At LUMC, referring clinicians have rapidly become used to the radiological output with the help of AI. Lamb explains that they see the luxury of it. “Even though it has taken some time to set up, it is a very efficient, quantitative way of communicating.” According to Grootjans, it is “vital to further involve the referring clinicians so that you keep looking at the workflow holistically. What information are you providing, and what is necessary?” Of course, the human factor will always be needed. Lamb: “I am not worried about that at all. I hope that everything will be automated at some point and that radiologists will translate this into clinical practice. They will become [more like] imaging consultants and can guide patients toward their next steps.”
Getting started with AI
As pioneers in applying AI in medical imaging, Lamb, Grootjans, and Romeijn continuously look ahead. First, portfolio management is important for every hospital. “Every hospital has a different [medical] portfolio. This portfolio selection informs the choice of algorithms you want to work with as a hospital,” says Grootjans.
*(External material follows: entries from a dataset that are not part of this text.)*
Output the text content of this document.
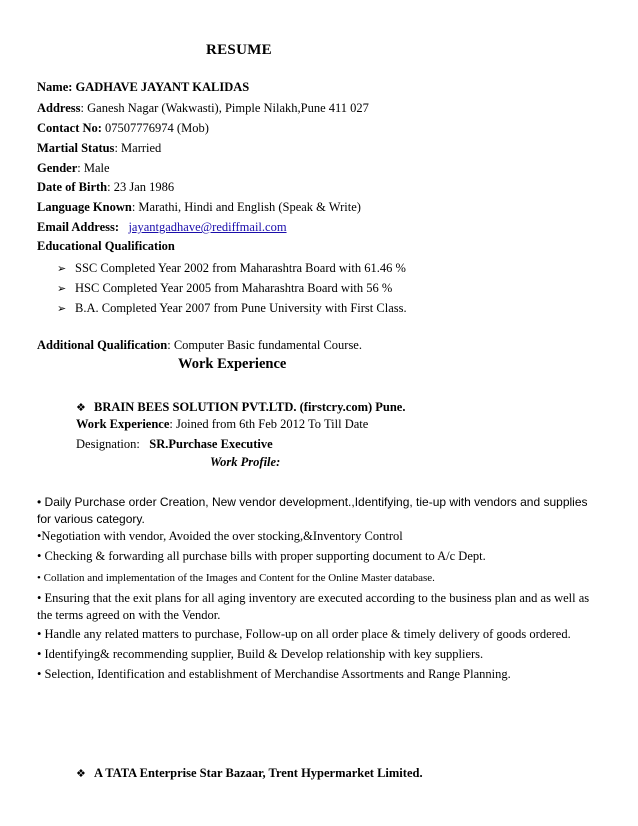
RESUME
Name: GADHAVE JAYANT KALIDAS
Address: Ganesh Nagar (Wakwasti), Pimple Nilakh,Pune 411 027
Contact No: 07507776974 (Mob)
Martial Status: Married
Gender: Male
Date of Birth: 23 Jan 1986
Language Known: Marathi, Hindi and English (Speak & Write)
Email Address: jayantgadhave@rediffmail.com
Educational Qualification
➢ SSC Completed Year 2002 from Maharashtra Board with 61.46 %
➢ HSC Completed Year 2005 from Maharashtra Board with 56 %
➢ B.A. Completed Year 2007 from Pune University with First Class.
Additional Qualification: Computer Basic fundamental Course.
Work Experience
❖ BRAIN BEES SOLUTION PVT.LTD. (firstcry.com) Pune.
Work Experience: Joined from 6th Feb 2012 To Till Date
Designation: SR.Purchase Executive
Work Profile:
• Daily Purchase order Creation, New vendor development.,Identifying, tie-up with vendors and supplies for various category.
•Negotiation with vendor, Avoided the over stocking,&Inventory Control
• Checking & forwarding all purchase bills with proper supporting document to A/c Dept.
• Collation and implementation of the Images and Content for the Online Master database.
• Ensuring that the exit plans for all aging inventory are executed according to the business plan and as well as the terms agreed on with the Vendor.
• Handle any related matters to purchase, Follow-up on all order place & timely delivery of goods ordered.
• Identifying& recommending supplier, Build & Develop relationship with key suppliers.
• Selection, Identification and establishment of Merchandise Assortments and Range Planning.
❖ A TATA Enterprise Star Bazaar, Trent Hypermarket Limited.
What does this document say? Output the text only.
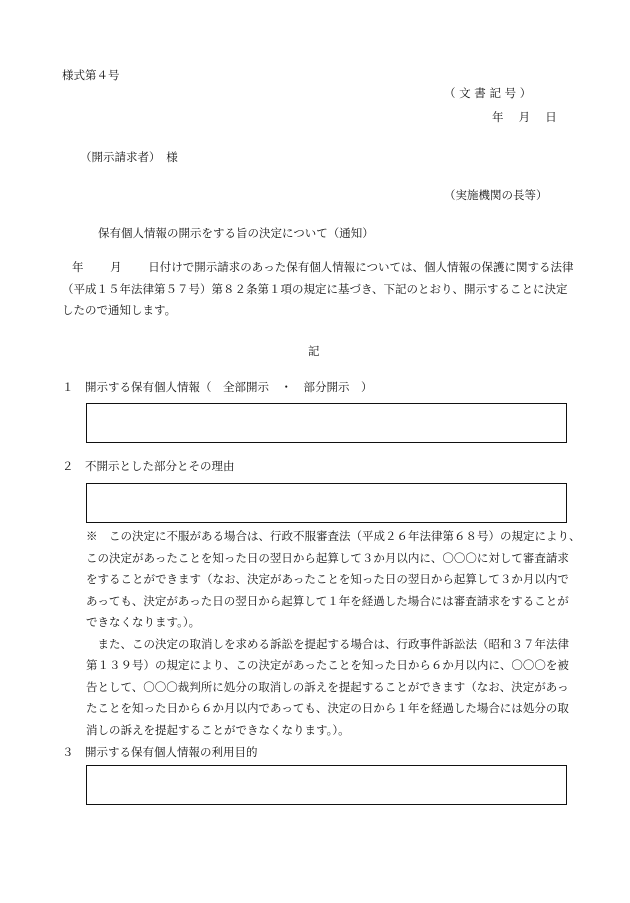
様式第４号
（ 文 書 記 号 ）
年　 月　 日
（開示請求者）　様
（実施機関の長等）
保有個人情報の開示をする旨の決定について（通知）
年　　 月　　 日付けで開示請求のあった保有個人情報については、個人情報の保護に関する法律
（平成１５年法律第５７号）第８２条第１項の規定に基づき、下記のとおり、開示することに決定
したので通知します。
記
１　開示する保有個人情報（　全部開示　・　部分開示　）
２　不開示とした部分とその理由
※　この決定に不服がある場合は、行政不服審査法（平成２６年法律第６８号）の規定により、
この決定があったことを知った日の翌日から起算して３か月以内に、〇〇〇に対して審査請求
をすることができます（なお、決定があったことを知った日の翌日から起算して３か月以内で
あっても、決定があった日の翌日から起算して１年を経過した場合には審査請求をすることが
できなくなります。）。
　また、この決定の取消しを求める訴訟を提起する場合は、行政事件訴訟法（昭和３７年法律
第１３９号）の規定により、この決定があったことを知った日から６か月以内に、〇〇〇を被
告として、〇〇〇裁判所に処分の取消しの訴えを提起することができます（なお、決定があっ
たことを知った日から６か月以内であっても、決定の日から１年を経過した場合には処分の取
消しの訴えを提起することができなくなります。）。
３　開示する保有個人情報の利用目的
Lamb recommends hospitals that start with AI to “make sure you integrate your radiology workflow in your PACS from the beginning. This helps you stay close to the images and data. The more technical aspects are complex, so you should maintain an excellent collaboration with your IT department.”
He also emphasizes the importance of intermediaries with a background in technical medicine. In this way, the IT department better understands what the radiologists exactly need. For the LUMC, having technical physicians available to bridge implementation gap accelerated the adoption of AI in clinical practice.”